Component Description
Trace metals have been associated with adverse health effects in occupational studies or laboratory studies, but have not been monitored in general population groups.
This method is used to achieve rapid and accurate quantifications of multiple elements of toxicological and nutritional interest. The method is sensitive and rapid enough to screen urine specimens from subjects suspected to be exposed to a number of important toxic elements, or to evaluate environmental or other nonoccupationally exposure to these same elements.
Eligible Sample
Participants aged 6 years and older, who met the subsample requirements, were eligible.
Description of Laboratory Methodology
Urine specimens are processed, stored, and shipped to the Division of Environmental Health Laboratory Sciences, National Center for Environmental Health, Centers for Disease Control and Prevention for analysis. Detailed specimen collection and processing instructions are discussed in the NHANES Laboratory/Medical Technologists Procedures Manual (LPM). Read the General Documentation on Laboratory Data file for detailed data processing and editing protocols.

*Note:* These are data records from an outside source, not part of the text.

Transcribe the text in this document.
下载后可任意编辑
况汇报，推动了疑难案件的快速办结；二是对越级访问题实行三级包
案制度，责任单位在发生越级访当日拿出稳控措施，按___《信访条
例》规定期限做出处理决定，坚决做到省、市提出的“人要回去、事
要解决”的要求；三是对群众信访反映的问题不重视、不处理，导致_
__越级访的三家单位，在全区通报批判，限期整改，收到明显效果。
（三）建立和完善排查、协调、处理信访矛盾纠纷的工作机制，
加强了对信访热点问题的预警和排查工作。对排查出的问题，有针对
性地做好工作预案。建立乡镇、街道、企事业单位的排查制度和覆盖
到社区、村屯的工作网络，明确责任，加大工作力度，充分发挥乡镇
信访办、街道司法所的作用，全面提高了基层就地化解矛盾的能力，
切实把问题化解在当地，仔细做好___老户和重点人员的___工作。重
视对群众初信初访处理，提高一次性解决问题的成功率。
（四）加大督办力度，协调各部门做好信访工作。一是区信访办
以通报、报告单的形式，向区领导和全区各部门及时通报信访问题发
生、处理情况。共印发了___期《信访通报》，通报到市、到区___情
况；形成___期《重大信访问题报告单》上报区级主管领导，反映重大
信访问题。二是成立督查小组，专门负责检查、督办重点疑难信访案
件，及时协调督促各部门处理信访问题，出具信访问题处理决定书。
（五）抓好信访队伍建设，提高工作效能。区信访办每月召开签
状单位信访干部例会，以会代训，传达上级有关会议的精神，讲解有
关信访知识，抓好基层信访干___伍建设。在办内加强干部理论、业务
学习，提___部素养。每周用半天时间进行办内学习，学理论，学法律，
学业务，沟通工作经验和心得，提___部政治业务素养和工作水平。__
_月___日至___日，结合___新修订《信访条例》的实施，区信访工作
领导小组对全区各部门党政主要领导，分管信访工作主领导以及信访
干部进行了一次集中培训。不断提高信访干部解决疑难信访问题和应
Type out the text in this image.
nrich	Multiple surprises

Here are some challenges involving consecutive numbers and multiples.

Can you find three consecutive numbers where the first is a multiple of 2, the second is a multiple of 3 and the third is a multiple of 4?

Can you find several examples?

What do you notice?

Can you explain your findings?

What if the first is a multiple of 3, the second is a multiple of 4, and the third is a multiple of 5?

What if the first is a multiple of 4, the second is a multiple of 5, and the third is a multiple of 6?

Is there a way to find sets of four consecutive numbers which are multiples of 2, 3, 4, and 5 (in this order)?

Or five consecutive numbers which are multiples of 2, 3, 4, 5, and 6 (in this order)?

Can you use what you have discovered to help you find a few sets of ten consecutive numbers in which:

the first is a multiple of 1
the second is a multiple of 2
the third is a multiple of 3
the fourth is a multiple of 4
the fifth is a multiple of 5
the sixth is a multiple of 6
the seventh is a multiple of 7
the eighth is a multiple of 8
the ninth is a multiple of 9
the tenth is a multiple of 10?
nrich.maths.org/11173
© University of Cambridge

Caffeine and 14 of its metabolites are quantified in urine by use of high performance liquid chromatography-electrospray ionization-tandem quadrupole mass spectrometry (HPLC-ESI-MS/MS) with stable isotope labeled internal standards. A 50-µL aliquot of urine is first diluted with 450 µL of water. 100 µL of the diluted urine is then combined with 120 µL of a 0.2 N NaOH solution containing stable isotope labeled internal standards. The mixture is allowed to incubate for at least 30 min at room temperature, facilitating the conversion of an unstable uracil metabolite into a more stable form. Samples are then acidified 30 µL of 2.0 N HCl and 250 µL of a 1:9 methanol/water solution containing 0.1% formic acid such that the matrix of the sample is similar to the starting mobile phase composition of the analysis step. Samples are then filtered and analyzed by HPLC-ESI-MS/MS in both positive and negative ionization modes. Quantitation is based on peak area ratios interpolated against an 11-point calibration curve derived from calibrators in synthetic urine
This is the first two year cycle that caffeine and caffeine metabolites were measured. Detailed instructions on specimen collection and processing can be found in the NHANES Laboratory/Medical Technologists Procedures Manual (LPM).
Data Processing and Editing
Read the General Documentation on Laboratory Data file for detailed data processing and editing protocols. The analytical methods are described in the Description of Laboratory Methodology section above.
Laboratory Quality Assurance and Monitoring
The NHANES quality control and quality assurance protocols (QA/QC) meet the 1988 Clinical Laboratory Improvement Amendments mandates. Detailed QA/QC instructions are discussed in the NHANES Laboratory/Medical Technologists Procedures Manual (LPM). Read the General Documentation on Laboratory Data file for detailed QA/QC protocols.
Analytic Notes
NHANES Survey Design:
The analysis of NHANES laboratory data must be conducted with the key survey design and basic demographic variables. The Demographic file contains: Status Variables providing core information on the survey participant including examination status, Recoded Demographic Variables including age, gender, race etc., and Interview and Examination Sample Weight Variables and Survey Design Variables. The Questionnaire Data Files contain socio-economic data, health indicators, and other related information collected during household interviews. The Phlebotomy Examination file includes auxiliary information on duration of fasting, the time of day of the venipuncture, and the conditions precluding venipuncture. The Demographic, Questionnaire and Phlebotomy Examination files may be linked to the laboratory data file using the unique survey participant identifier SEQN.
Subsample Weights
Urinary caffeine and caffeine metabolites were measured in a one third subsample of persons 6 years and over. Special sample weights are required to analyze these data properly. Specific sample weights for this subsample are included in this data file and should be used when analyzing these data.
Variance Estimation
The analysis of NHANES laboratory data must be conducted with the key survey design and basic demographic variables. The NHANES Demographic Data File contains demographic and sample design variables. The recommended procedure for variance estimation requires use of stratum and PSU variables (SDMVSTRA and SDMVPSU, respectively) in the demographic data file.
Links to NHANES Data Files
This laboratory data file can be linked to the other NHANES data files using the unique survey participant identifier SEQN.
Detection Limits
The detection limits were constant for all of the caffeine measurements in the data set.
The variable named LBD__LC indicates whether the result was below the limit of detection. There are two values: “0,” and “1.” “0” means that the result was at or above the limit of detection. “1” indicates that the result was below the limit of detection. In cases where the result was below the limit of detection, the value for that variable is the detection limit divided by the square root of two.
Please refer to the NHANES Analytic Guidelines and the on-line NHANES Tutorial for further details on the use of sample weights and other analytic issues.